Research, Science and Technology

January 2, 2021

2020 has arguably been the greatest disruptor of the way human beings live their daily lives since WWII. In fact, people will be writing books making analogies like this for decades to come, just like people wrote books about how humanity was changed forever after the Spanish flu, the World Wars, and after 9/11. I am not a historian and clearly will not be one of those authors, but as a Gestalt trained practitioner, I am deeply interested in systems. While the above events, and the context surrounding the events are very different, what makes the analogy hold up is the scale of the disruption. COVID 19 didn’t just impact you, your immediate household, your work place, or even just your country, it caused a full system disruption. All inhabitants of our planet have been impacted.

Human beings are resilient creatures, and they are also resistant creatures. We are significantly more adept at forming new habits and behaviors than we are at changing or eradicating existing ones. Here’s a simple example you might relate to, your clothes closet. Do you throw away an item of clothing every time you purchase a new one? Maybe, if so, good for you! Most likely, your clothes accumulate over time, and you predominantly wear items you purchased in the last 1-3 years. They are the clothes in the best condition, they fit your body in its current state, and they reflect your current personal and professional identity. You also have clothes in your closet that you have not worn for many years that reflect a past identity, that you bought for a specific event, or fit a body shape you once had. I have a closet full of ‘executive’ clothes that I bought when I became a CEO in 2018. That part of my identity ended unexpectedly in 2020 and I find that I’m not ready to donate them as they represent a recent part of who I was. Most likely, I will purge that section of my wardrobe the next time I move. A move is a large enough disruption to warrant taking a hard look at the clothes I really like, need, and wear. To make significant and lasting change in our lives, we need disruption. While the disruption is occurring, we experience discomfort, pain, and loss. But in it’s aftermath, we know and understand more, and if we act on that knowledge, we are profoundly changed. As Buddhist monk Pema Chodron so acutely said, “Having the rug pulled out from under you is a big opportunity to change your fundamental pattern”.
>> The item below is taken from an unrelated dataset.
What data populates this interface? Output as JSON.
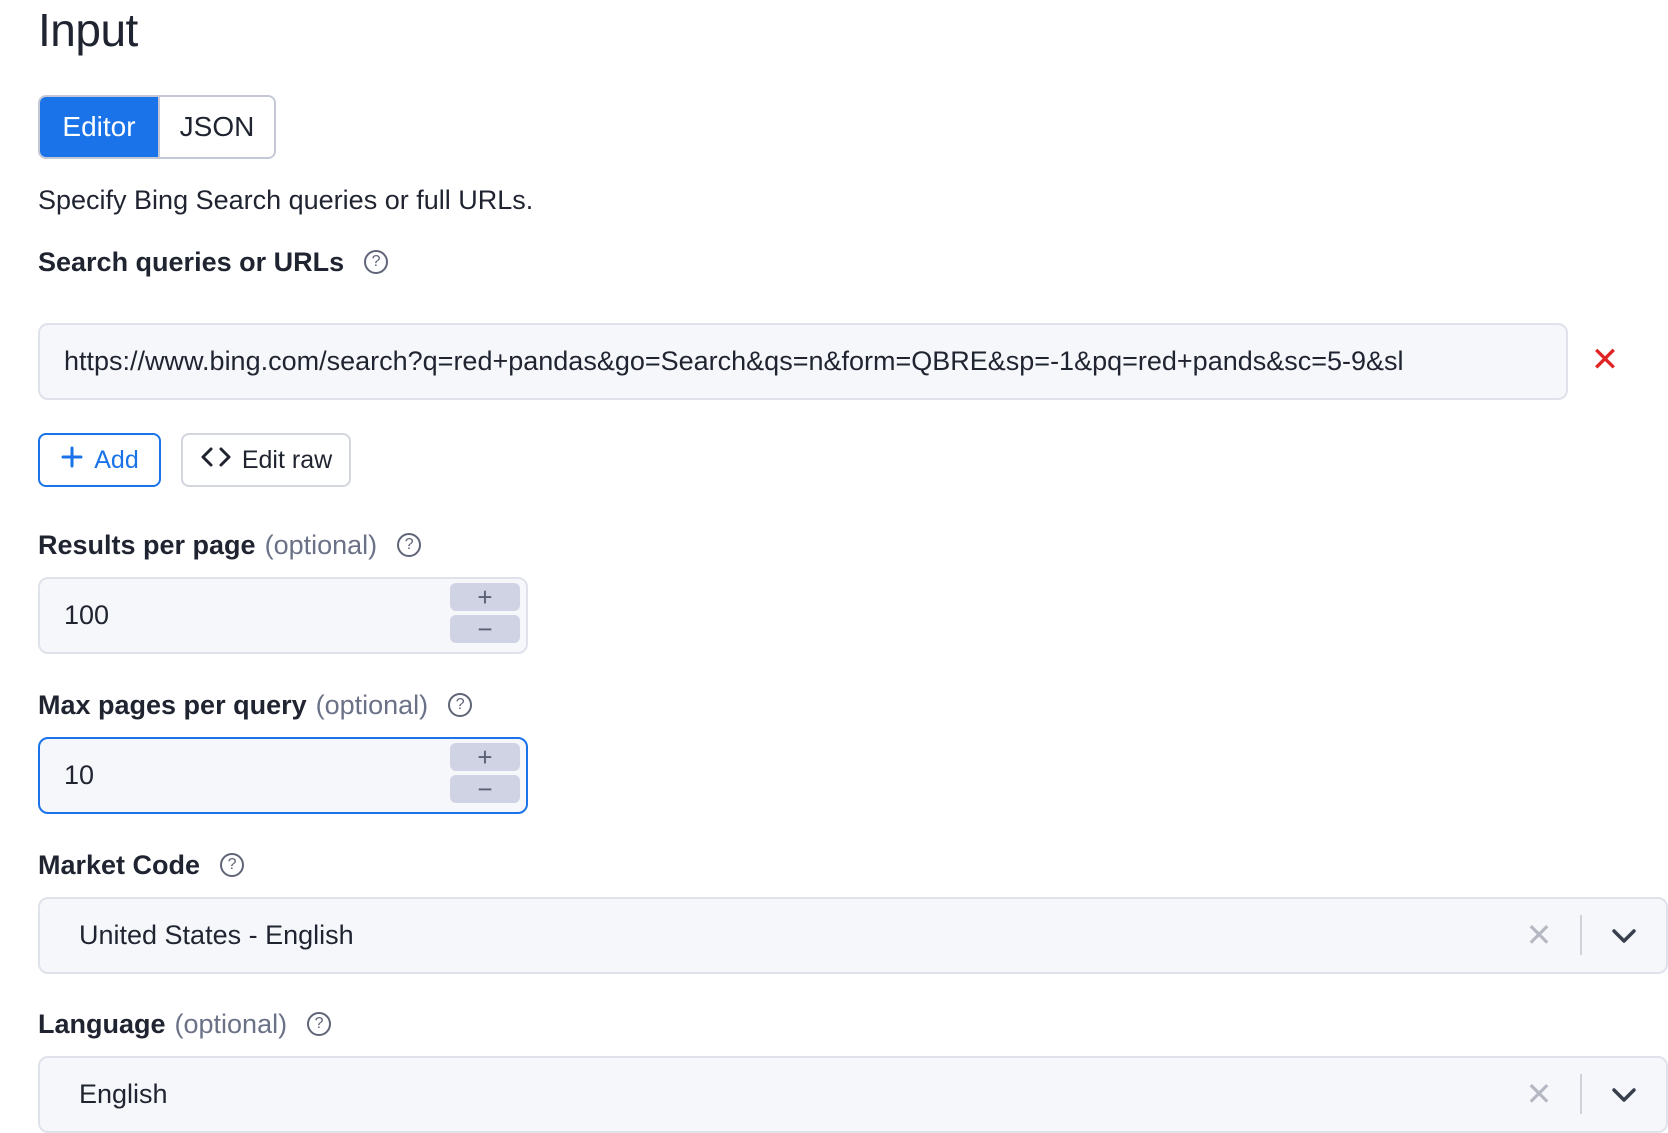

As we turn into 2021, I think we all understand that that we are participants in a global paradigm shift. I sense, and hear that people want that. We desperately want to look back on 2020 and say ‘If it wasn’t for COVID 19, or the murder of George Floyd and Breonna Taylor, or the wildfires in Australia and the western states, as terrible as all that was, we would never have…” Things have to be better moving forward. How do we get there? I don’t know. I’m aware this sounds trite, but how about we start with bite size chunks. Let’s start with you. Change happens one person at a time. It’s the smallest system level there is, the quietest disruptor, but perhaps the most powerful.
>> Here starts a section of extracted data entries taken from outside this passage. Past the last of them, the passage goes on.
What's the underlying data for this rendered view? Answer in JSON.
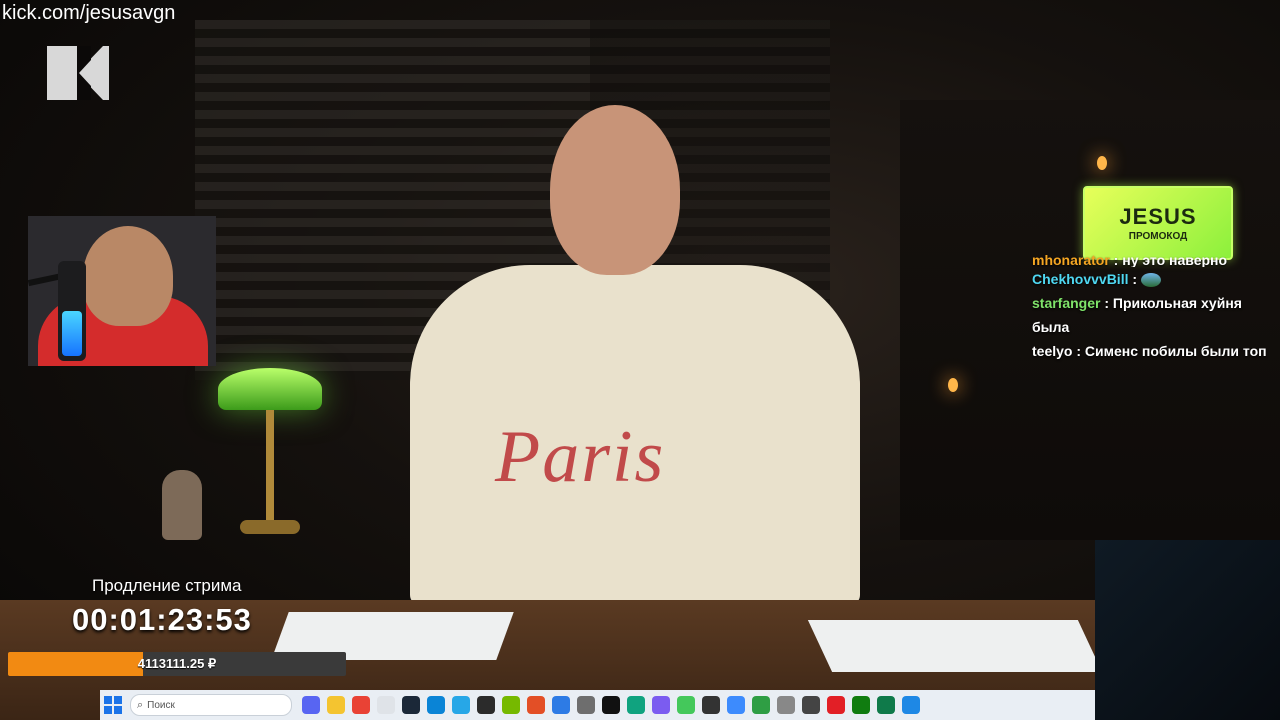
{
  "overlay": {
    "channel_url": "kick.com/jesusavgn"
  },
  "promo": {
    "code": "JESUS",
    "label": "ПРОМОКОД"
  },
  "chat": {
    "messages": [
      {
        "user": "mhonarator",
        "text": "ну это наверно",
        "user_color": "#f5a623"
      },
      {
        "user": "ChekhovvvBill",
        "text": "",
        "user_color": "#4fd8f2",
        "emote": "emote-icon"
      },
      {
        "user": "starfanger",
        "text": "Прикольная хуйня была",
        "user_color": "#7fe36a"
      },
      {
        "user": "teelyo",
        "text": "Сименс побилы были топ",
        "user_color": "#ffffff"
      }
    ]
  },
  "stream_timer": {
    "title": "Продление стрима",
    "time": "00:01:23:53"
  },
  "donation_bar": {
    "amount": "4113111.25 ₽",
    "fill_fraction": 0.4,
    "color": "#f28a12"
  },
  "shirt_text": "Paris",
  "taskbar": {
    "search_placeholder": "Поиск",
    "icons": [
      "windows-start-icon",
      "search-icon",
      "widgets-icon",
      "taskview-icon",
      "discord-icon",
      "file-explorer-icon",
      "chrome-icon",
      "notepad-icon",
      "steam-icon",
      "edge-icon",
      "telegram-icon",
      "terminal-icon",
      "nvidia-icon",
      "adobe-icon",
      "mail-icon",
      "settings-icon",
      "capcut-icon",
      "chatgpt-icon",
      "browser-icon",
      "nvidia-broadcast-icon",
      "obs-icon",
      "app-icon",
      "files-icon",
      "globe-icon",
      "network-icon",
      "record-icon",
      "xbox-icon",
      "game-icon",
      "photos-icon"
    ]
  }
}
Everyone has a 2020 story. But it’s your 2021 story that will matter. Writing that story will take reflection, reclamation and reimagining. You’ll need to make space for it, be intentional, and gather people around you for support, and to hold you accountable. We need to do that for each other if we are going to make positive and lasting changes to the way we live our lives.
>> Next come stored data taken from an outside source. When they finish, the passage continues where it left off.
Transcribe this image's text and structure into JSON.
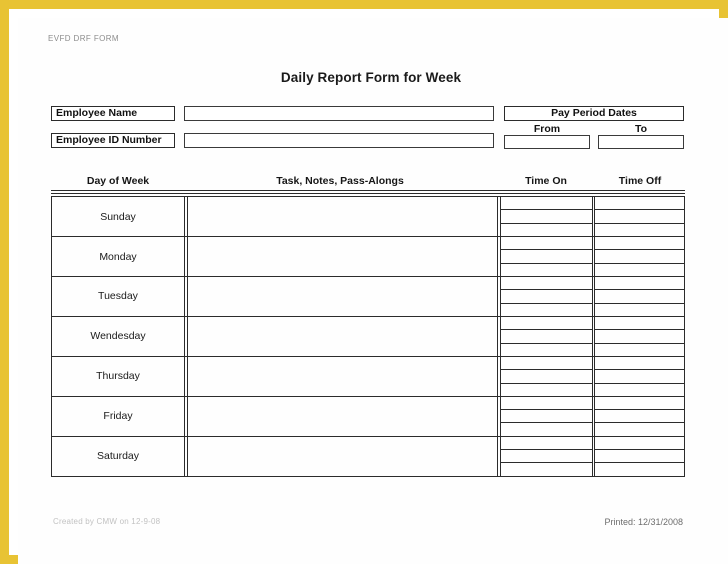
{
  "page": {
    "doc_code": "EVFD DRF FORM",
    "title": "Daily Report Form for Week",
    "border_color": "#e8c334",
    "paper_color": "#ffffff"
  },
  "employee": {
    "name_label": "Employee Name",
    "name_value": "",
    "id_label": "Employee ID Number",
    "id_value": ""
  },
  "pay_period": {
    "header": "Pay Period Dates",
    "from_label": "From",
    "from_value": "",
    "to_label": "To",
    "to_value": ""
  },
  "table": {
    "headers": {
      "day": "Day of Week",
      "task": "Task, Notes, Pass-Alongs",
      "time_on": "Time On",
      "time_off": "Time Off"
    },
    "slots_per_day": 3,
    "rows": [
      {
        "day": "Sunday",
        "task": "",
        "time_on": [
          "",
          "",
          ""
        ],
        "time_off": [
          "",
          "",
          ""
        ]
      },
      {
        "day": "Monday",
        "task": "",
        "time_on": [
          "",
          "",
          ""
        ],
        "time_off": [
          "",
          "",
          ""
        ]
      },
      {
        "day": "Tuesday",
        "task": "",
        "time_on": [
          "",
          "",
          ""
        ],
        "time_off": [
          "",
          "",
          ""
        ]
      },
      {
        "day": "Wendesday",
        "task": "",
        "time_on": [
          "",
          "",
          ""
        ],
        "time_off": [
          "",
          "",
          ""
        ]
      },
      {
        "day": "Thursday",
        "task": "",
        "time_on": [
          "",
          "",
          ""
        ],
        "time_off": [
          "",
          "",
          ""
        ]
      },
      {
        "day": "Friday",
        "task": "",
        "time_on": [
          "",
          "",
          ""
        ],
        "time_off": [
          "",
          "",
          ""
        ]
      },
      {
        "day": "Saturday",
        "task": "",
        "time_on": [
          "",
          "",
          ""
        ],
        "time_off": [
          "",
          "",
          ""
        ]
      }
    ]
  },
  "footer": {
    "created": "Created by CMW on 12-9-08",
    "printed": "Printed: 12/31/2008"
  }
}
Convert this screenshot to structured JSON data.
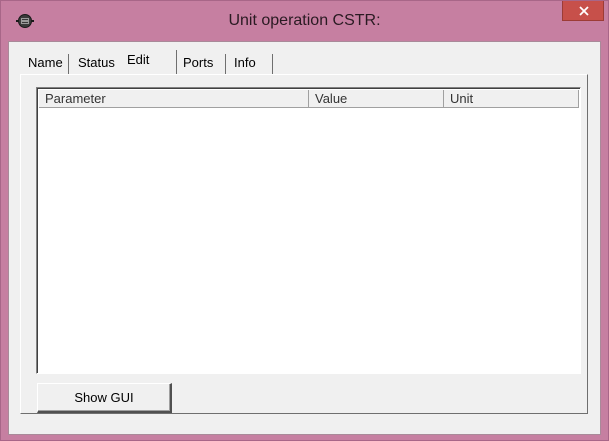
{
  "window": {
    "title": "Unit operation CSTR:",
    "close_glyph": "×"
  },
  "tabs": [
    {
      "label": "Name",
      "active": false
    },
    {
      "label": "Status",
      "active": false
    },
    {
      "label": "Edit",
      "active": true
    },
    {
      "label": "Ports",
      "active": false
    },
    {
      "label": "Info",
      "active": false
    }
  ],
  "table": {
    "columns": [
      "Parameter",
      "Value",
      "Unit"
    ],
    "rows": []
  },
  "buttons": {
    "show_gui_label": "Show GUI"
  },
  "icons": {
    "window_icon": "unit-operation-icon",
    "close": "close-icon"
  },
  "colors": {
    "frame": "#c67fa1",
    "close_button": "#c7504a",
    "client_background": "#f0f0f0"
  }
}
I’ve launched a coaching offering specifically designed to assist people in gathering their 2020 experiences, and using what has been learned to inform decision making for 2021 and beyond. Write YOUR 2021 story will kickstart your response to the great disruptor. Through deep listening and powerful questions, I can surface information that brings structure and action to your story. To learn more, click on the link above.

It’s going to take a long time for us to see progress on a full systems level. 2020 has brought into the light the deep rooted inequities of humanity. We can’t wait for others to make the changes for us. Start with you. Start now.